MAPLEWOOD / SOUTH ORANGE, NJ — A year after the COVID-19 pandemic forced graduation to be a virtual celebration, Columbia High School was able to send the Class of 2021 off into their futures in person, holding this year’s ceremony at Yogi Berra Stadium on the campus of Montclair State University. CHS seniors finally got the chance to celebrate their time in the South Orange–Maplewood School District together, something they haven’t done much this year.
“Four years ago as a freshman at CHS, I often joked I already had senioritis,” Student Council President and graduate Elizabeth Crofton said in her speech at the ceremony. “I dreamed of being a senior; I dreamed of coming to class 10 minutes late with a sweat suit, car keys dangling from my pocket adorned with a college-themed lanyard and iced coffee. I dreamed of prom, beach week, sitting in the back of the classroom and giving advice to the underclassmen.”
But the pandemic threw a wrench in those plans, taking away most of the time students actually spent in the classroom this school year. Crofton said last year she couldn’t imagine being able to see the entire class in one place again.
“We made new traditions and created our own opportunities, thus proving the soul of CHS was not held in the in-person school, but in the students who worked overtime to make the most of our situation — becoming social justice warriors, filling up stadiums for our ultimate Frisbee team and hosting the school play at Flood’s Hill,” she said. “It is the work of our class that makes me proud to claim myself part of this CHS graduating class. We persevered through thick and thin, and came out stronger and more unified as a class.”
Crofton thanked her classmates for supporting her throughout her campaigns for Student Council office.
“We all made it, and I see what we’ve made for ourselves,” she said. “I see hardworking individuals, future pro athletes, doctors, leaders, Broadway actresses, superstars in the making. To the class that always supported me throughout my student council elections, I want to let you know how much I support you all and how excited I am to see what everyone will accomplish in the future.”
Student Council Vice President Thaddeus Bernard presented awards to the three students who ended their high school careers with the highest grade-point averages in the class; Olivia Brash and Skylar Yarter tied for salutatorian, and Josh Lee came in first to be named valedictorian.

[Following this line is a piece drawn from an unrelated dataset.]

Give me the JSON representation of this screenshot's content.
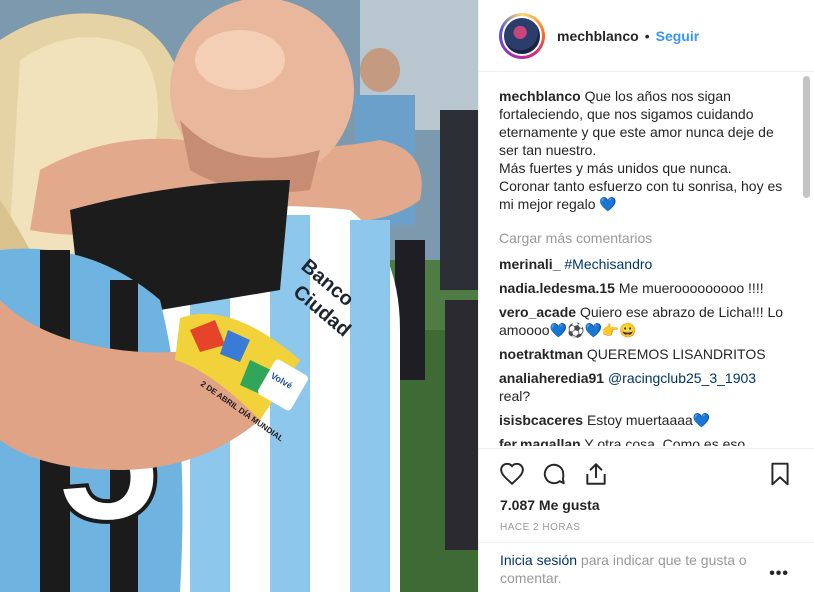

“Columbia students are brilliant, intuitive and diligent,” Bernard said in his own speech.
In his first in-person graduation ceremony as the head of the district, Superintendent Ronald Taylor described the unusual circumstances that surrounded the last two years of the Class of 2021’s time at CHS.
“None before you have experienced a journey with more uncertainty than the ones you have encountered and overcome,” Taylor said at the ceremony. “For the past 15 months or so, we have repeatedly used terms like ‘unprecedented,’ ‘unparalleled,’ ‘extraordinary.’ We said things like ‘We’re in unprecedented times,’ ‘These are unparalleled challenges,’ ‘These are extraordinary circumstances.’ We used these terms to try and describe the challenges that we all were managing.”
The pandemic didn’t just change school life, it changed daily life for everyone in almost every way.
“The things we took for granted, the things that came so natural to us, the innate want to be together, to go see a movie in a theater, to attend a concert or a play, to sit in class with your peers, to have lunch in the cafeteria or a food court or a restaurant, just the ability to hug, to high five or shake hands,” he said. “Unprecedented, unparalleled, extraordinary. We had to learn how to teach and learn again.”
Phoebe Holt-Reiss was one of the three student speakers as the Class of 2021 president. She described the many changes that seniors and other students have made in their time at CHS.
“We’ve made our voices heard time and time again, improving upon our school while making it our own,” Holt-Reiss said. “Even in lockdown, we gave input on distance learning to school and district administration, and this year we saw live classes with significantly more support. While it hasn’t been ideal, we spoke up and urged for improvements so we could succeed.”
The changes Holt-Reiss talked about weren’t limited to improving online learning.
“One of the first things we learned at Columbia was that you could have soap or you could have toilet paper in the bathroom, but your chances of having both were incredibly slim. You guys, it took a pandemic, but we finally have both,” Holt-Reiss said. “Over our years here, we have taken this school and made it ours. We are leaving Columbia better than we found it, and now it is upon all future grades to leave it better than they find it.”